De son côté, la province de Québec a décidé de ne pas renouveler son contrat avec le gouvernement fédéral, malgré les discussions à ce sujet entre son premier ministre François Legault et le premier ministre fédéral Justin Trudeau.
Toutes les autres provinces, à l’exception de Terre-Neuve-et-Labrador, ont confirmé à Radio-Canada qu’elles ont mis fin à leurs ententes avec le gouvernement fédéral.
Terre-Neuve-et-Labrador, qui fut la dernière province à annoncer son intention de cesser d’emprisonner les personnes en détention en matière d’immigration, prévoit mettre fin complètement à cette pratique à partir du 31 mars 2025.
Des prisons provinciales aux prisons fédérales
Face aux décisions provinciales, le gouvernement Trudeau a choisi d’utiliser les prisons fédérales pour ceux qu’il décrit comme « à haut risque » parmi les personnes détenues en matière d’immigration.

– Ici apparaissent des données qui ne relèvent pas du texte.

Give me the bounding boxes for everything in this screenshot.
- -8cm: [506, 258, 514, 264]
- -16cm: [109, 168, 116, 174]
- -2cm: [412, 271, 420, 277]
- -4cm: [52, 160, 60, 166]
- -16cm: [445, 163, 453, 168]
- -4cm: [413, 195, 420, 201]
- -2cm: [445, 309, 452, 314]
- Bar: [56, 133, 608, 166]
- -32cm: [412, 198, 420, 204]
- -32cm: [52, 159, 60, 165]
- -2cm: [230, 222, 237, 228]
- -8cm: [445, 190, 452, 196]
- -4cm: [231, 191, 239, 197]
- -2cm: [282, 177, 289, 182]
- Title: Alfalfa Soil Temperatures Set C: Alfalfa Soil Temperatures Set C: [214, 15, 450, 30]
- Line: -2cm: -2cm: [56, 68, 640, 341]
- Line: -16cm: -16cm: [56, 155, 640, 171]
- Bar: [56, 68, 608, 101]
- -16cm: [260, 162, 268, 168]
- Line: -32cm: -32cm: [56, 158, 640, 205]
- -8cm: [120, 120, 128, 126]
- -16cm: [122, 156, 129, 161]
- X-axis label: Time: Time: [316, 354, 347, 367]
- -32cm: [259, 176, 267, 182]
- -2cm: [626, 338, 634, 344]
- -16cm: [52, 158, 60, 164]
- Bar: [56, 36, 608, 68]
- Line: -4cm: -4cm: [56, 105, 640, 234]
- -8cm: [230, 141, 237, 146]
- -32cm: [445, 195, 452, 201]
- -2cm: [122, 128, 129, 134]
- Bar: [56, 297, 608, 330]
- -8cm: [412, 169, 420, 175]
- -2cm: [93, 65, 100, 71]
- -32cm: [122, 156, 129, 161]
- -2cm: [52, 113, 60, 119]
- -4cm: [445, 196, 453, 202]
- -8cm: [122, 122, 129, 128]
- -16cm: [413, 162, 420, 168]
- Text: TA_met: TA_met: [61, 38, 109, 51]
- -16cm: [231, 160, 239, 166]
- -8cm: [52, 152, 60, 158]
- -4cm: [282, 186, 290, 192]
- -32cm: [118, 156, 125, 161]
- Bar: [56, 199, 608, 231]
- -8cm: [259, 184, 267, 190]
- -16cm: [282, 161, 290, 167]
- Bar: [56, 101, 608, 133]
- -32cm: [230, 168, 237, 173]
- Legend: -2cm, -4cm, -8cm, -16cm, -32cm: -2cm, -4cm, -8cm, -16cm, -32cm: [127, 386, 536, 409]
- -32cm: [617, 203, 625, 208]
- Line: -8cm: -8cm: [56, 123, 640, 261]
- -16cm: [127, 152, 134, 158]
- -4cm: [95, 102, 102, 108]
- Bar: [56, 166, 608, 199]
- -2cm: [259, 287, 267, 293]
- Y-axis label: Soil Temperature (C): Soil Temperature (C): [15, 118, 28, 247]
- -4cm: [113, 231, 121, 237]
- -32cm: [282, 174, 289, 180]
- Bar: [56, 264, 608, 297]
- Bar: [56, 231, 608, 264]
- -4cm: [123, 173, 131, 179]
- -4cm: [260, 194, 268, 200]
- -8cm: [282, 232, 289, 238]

Cette proposition, mentionnée en bas de la mise à jour du budget fédéral présentée en avril dernier, a suscité la colère des anciens ministres libéraux fédéraux Lloyd Axworthy et Allan Rock, respectivement président et membre du Conseil mondial pour les réfugiés et les migrations actuellement.

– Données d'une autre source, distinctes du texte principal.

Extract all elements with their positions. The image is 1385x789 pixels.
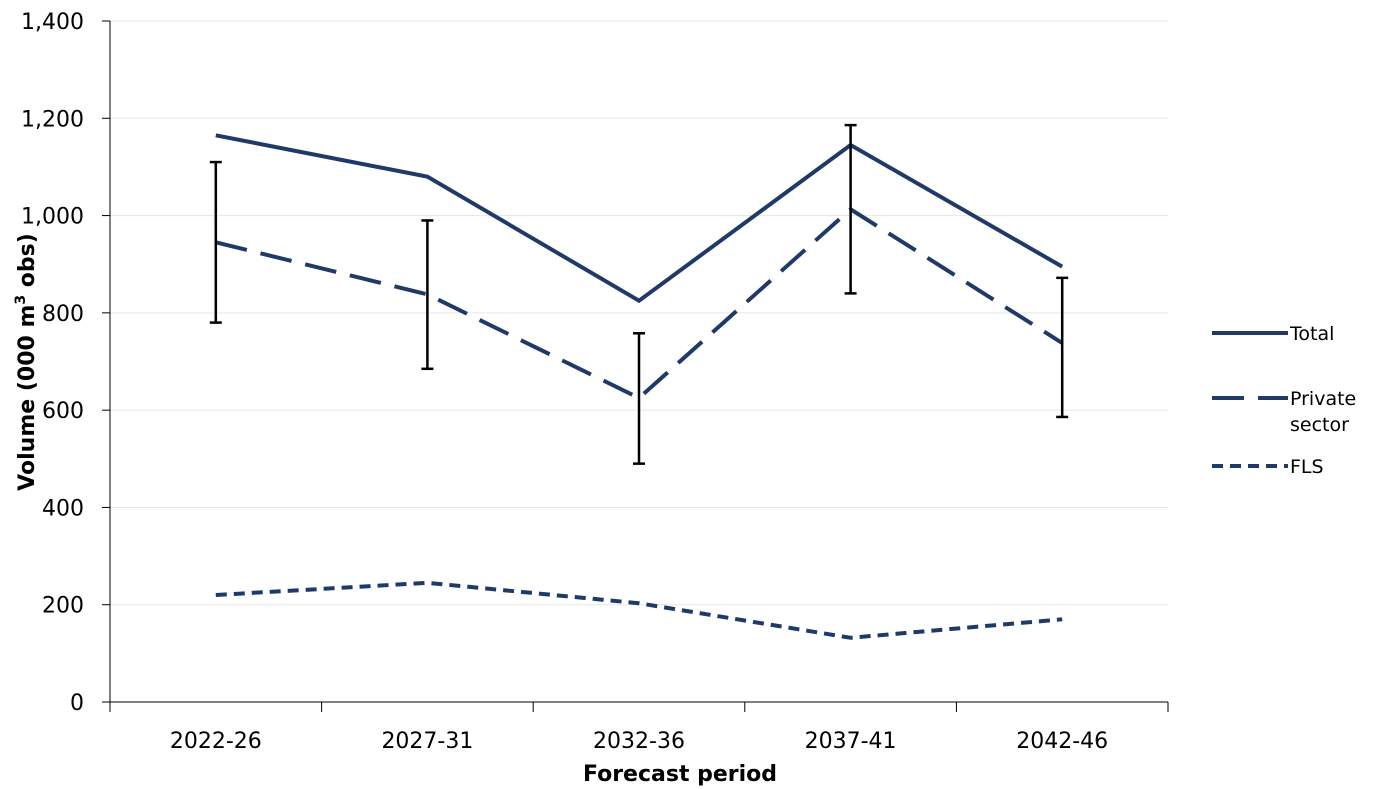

Malgré une forte opposition au projet, le gouvernement fédéral poursuit dans cette voie.
Par exemple, l’Agence des services frontaliers du Canada a annoncé qu’une prison fédérale dans la ville de Sainte-Anne-des-Plaines, à environ 50 kilomètres au nord de Montréal, accueillera des personnes détenues en matière d’immigration à partir de l’année prochaine.

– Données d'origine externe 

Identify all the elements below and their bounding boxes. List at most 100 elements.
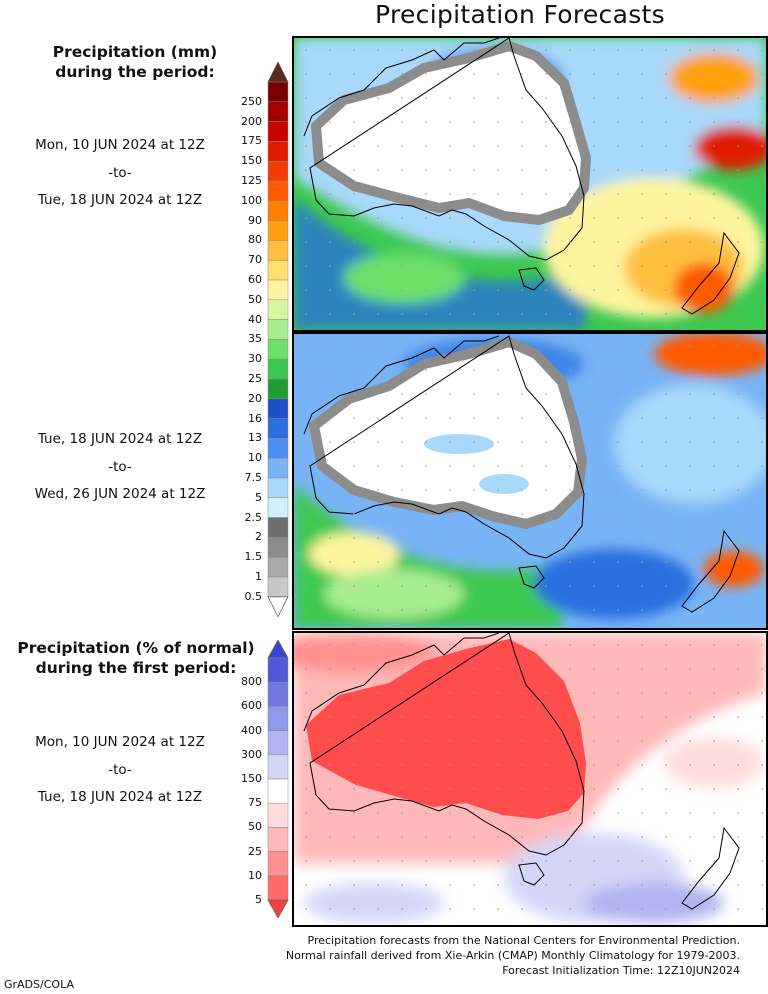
colorbar-tick-label: 30 <box>248 352 262 366</box>
colorbar-swatch <box>267 121 289 142</box>
colorbar-swatch <box>267 339 289 360</box>
colorbar-swatch <box>267 576 289 598</box>
colorbar-swatch <box>267 827 289 852</box>
colorbar-swatch <box>267 497 289 518</box>
period2-end: Wed, 26 JUN 2024 at 12Z <box>34 486 206 502</box>
colorbar-swatch <box>267 279 289 301</box>
colorbar-swatch <box>267 517 289 538</box>
colorbar-tick-label: 5 <box>255 893 262 906</box>
colorbar-swatch <box>267 706 289 731</box>
colorbar-swatch <box>267 851 289 877</box>
period1-start: Mon, 10 JUN 2024 at 12Z <box>35 137 205 153</box>
colorbar-swatch <box>267 81 289 103</box>
colorbar-swatch <box>267 160 289 182</box>
colorbar-tick-label: 800 <box>241 675 262 689</box>
map-panel-period1 <box>292 36 768 332</box>
colorbar-tick-label: 0.5 <box>244 589 263 603</box>
colorbar-tick-label: 75 <box>248 796 262 810</box>
page-title: Precipitation Forecasts <box>375 0 665 29</box>
colorbar-swatch <box>267 398 289 419</box>
colorbar-swatch <box>267 200 289 221</box>
period3-end: Tue, 18 JUN 2024 at 12Z <box>37 789 203 805</box>
colorbar-swatch <box>267 299 289 320</box>
colorbar-tick-label: 50 <box>248 292 262 306</box>
colorbar-tick-label: 90 <box>248 213 262 227</box>
colorbar-tick-label: 40 <box>248 312 262 326</box>
colorbar-top-arrow <box>267 640 289 659</box>
colorbar-tick-label: 10 <box>248 868 262 882</box>
colorbar-tick-label: 25 <box>248 844 262 858</box>
colorbar-tick-label: 70 <box>248 253 262 267</box>
colorbar-swatch <box>267 220 289 241</box>
amount-legend-heading-line1: Precipitation (mm) <box>52 43 218 61</box>
colorbar-tick-label: 5 <box>255 490 262 504</box>
footer-notes: Precipitation forecasts from the Nationa… <box>286 933 740 978</box>
colorbar-swatch <box>267 657 289 683</box>
colorbar-tick-label: 125 <box>241 174 262 187</box>
colorbar-tick-label: 400 <box>241 723 262 737</box>
period3-start: Mon, 10 JUN 2024 at 12Z <box>35 734 205 750</box>
period2-separator: -to- <box>108 459 132 475</box>
colorbar-tick-label: 7.5 <box>244 471 263 484</box>
colorbar-tick-label: 80 <box>248 233 262 247</box>
colorbar-swatch <box>267 778 289 804</box>
colorbar-swatch <box>267 319 289 340</box>
colorbar-swatch <box>267 754 289 780</box>
colorbar-swatch <box>267 240 289 261</box>
colorbar-swatch <box>267 418 289 439</box>
colorbar-swatch <box>267 457 289 479</box>
colorbar-swatch <box>267 180 289 202</box>
colorbar-tick-label: 250 <box>241 94 262 108</box>
colorbar-tick-label: 25 <box>248 372 262 385</box>
percent-colorbar-svg <box>267 640 289 918</box>
colorbar-tick-label: 150 <box>241 154 262 168</box>
period2-start: Tue, 18 JUN 2024 at 12Z <box>37 431 203 447</box>
colorbar-tick-label: 10 <box>248 451 262 465</box>
percent-legend-heading-line1: Precipitation (% of normal) <box>17 639 255 657</box>
amount-legend-heading-line2: during the period: <box>55 63 215 81</box>
colorbar-tick-label: 1 <box>255 570 262 583</box>
colorbar-swatch <box>267 358 289 380</box>
colorbar-swatch <box>267 730 289 756</box>
colorbar-swatch <box>267 438 289 459</box>
map-panel-percent-normal <box>292 631 768 927</box>
footer-line1: Precipitation forecasts from the Nationa… <box>307 934 741 947</box>
period1-end: Tue, 18 JUN 2024 at 12Z <box>37 192 203 208</box>
amount-legend-heading: Precipitation (mm) during the period: <box>0 42 270 82</box>
colorbar-tick-label: 200 <box>241 114 262 128</box>
colorbar-tick-label: 100 <box>241 193 262 207</box>
period1-separator: -to- <box>108 165 132 181</box>
credit-label: GrADS/COLA <box>4 978 74 991</box>
map-panel-period2 <box>292 332 768 630</box>
colorbar-tick-label: 600 <box>241 699 262 713</box>
colorbar-bottom-arrow <box>267 899 289 918</box>
colorbar-tick-label: 13 <box>248 431 262 445</box>
colorbar-swatch <box>267 875 289 901</box>
colorbar-tick-label: 150 <box>241 772 262 785</box>
colorbar-swatch <box>267 378 289 400</box>
colorbar-tick-label: 175 <box>241 134 262 148</box>
colorbar-swatch <box>267 259 289 281</box>
colorbar-top-arrow <box>267 62 289 83</box>
footer-line2: Normal rainfall derived from Xie-Arkin (… <box>285 949 740 962</box>
colorbar-tick-label: 300 <box>241 747 262 761</box>
colorbar-tick-label: 20 <box>248 391 262 405</box>
percent-legend-heading-line2: during the first period: <box>35 659 237 677</box>
colorbar-swatch <box>267 141 289 162</box>
colorbar-swatch <box>267 537 289 558</box>
footer-line3: Forecast Initialization Time: 12Z10JUN20… <box>502 964 740 977</box>
colorbar-swatch <box>267 802 289 828</box>
colorbar-swatch <box>267 101 289 122</box>
percent-colorbar: 800 600 400 300 150 75 50 25 10 5 <box>230 640 290 918</box>
colorbar-tick-label: 16 <box>248 411 262 425</box>
colorbar-tick-label: 2.5 <box>244 510 263 524</box>
colorbar-swatch <box>267 477 289 499</box>
colorbar-swatch <box>267 681 289 707</box>
amount-colorbar-svg <box>267 62 289 617</box>
colorbar-swatch <box>267 556 289 578</box>
colorbar-tick-label: 60 <box>248 273 262 286</box>
colorbar-bottom-arrow <box>267 596 289 617</box>
colorbar-tick-label: 50 <box>248 820 262 834</box>
colorbar-tick-label: 35 <box>248 332 262 346</box>
colorbar-tick-label: 1.5 <box>244 550 263 564</box>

Cette prison a accueilli certains des criminels les plus dangereux du Canada.
Selon l’avocate Stéphanie Valiquette, ce qui se passe dans les prisons fédérales est une recréation des mêmes conditions largement dénoncées dans les prisons provinciales pendant longtemps.
La détention de ressortissants étrangers pour des questions d’immigration est régie par le droit administratif. Cependant, Valiquette affirme que les personnes détenues en matière d’immigration qui se retrouvent derrière les barreaux subissent le même traitement que les personnes détenues en vertu du droit pénal.
Depuis 2012, l’Agence des services frontaliers du Canada a en moyenne détenu 6 410 immigrants temporaires par année, la grande majorité en raison du risque de fuite.
L’agence pouvait les envoyer dans l’un de ses trois centres de surveillance de l’immigration ou dans des prisons provinciales à travers le Canada, tant que ses ententes avec les provinces étaient encore en vigueur.
En moyenne, 1 784 de ces personnes étaient incarcérées chaque année.
Maintenant, l’agence affirme qu’au 13 septembre dernier, il n’y avait que 21 détenus en matière d’immigration dans les prisons provinciales.
Aux yeux de Valiquette, cela montre que pendant toutes ces années, de nombreux immigrants temporaires qui n’auraient jamais dû être incarcérés l’ont été.
La coprésidente de l’Association québécoise des avocats et avocates en immigration se réjouit que l’Agence des services frontaliers du Canada accorde désormais plus d’importance aux alternatives, telles que la surveillance communautaire et le recours aux cautionnaires.
Mais Valiquette craint un retour en arrière lorsque l’agence pourra utiliser les prisons fédérales, rappelant que le lieu de détention des immigrants temporaires est une décision qui relève de l’agence.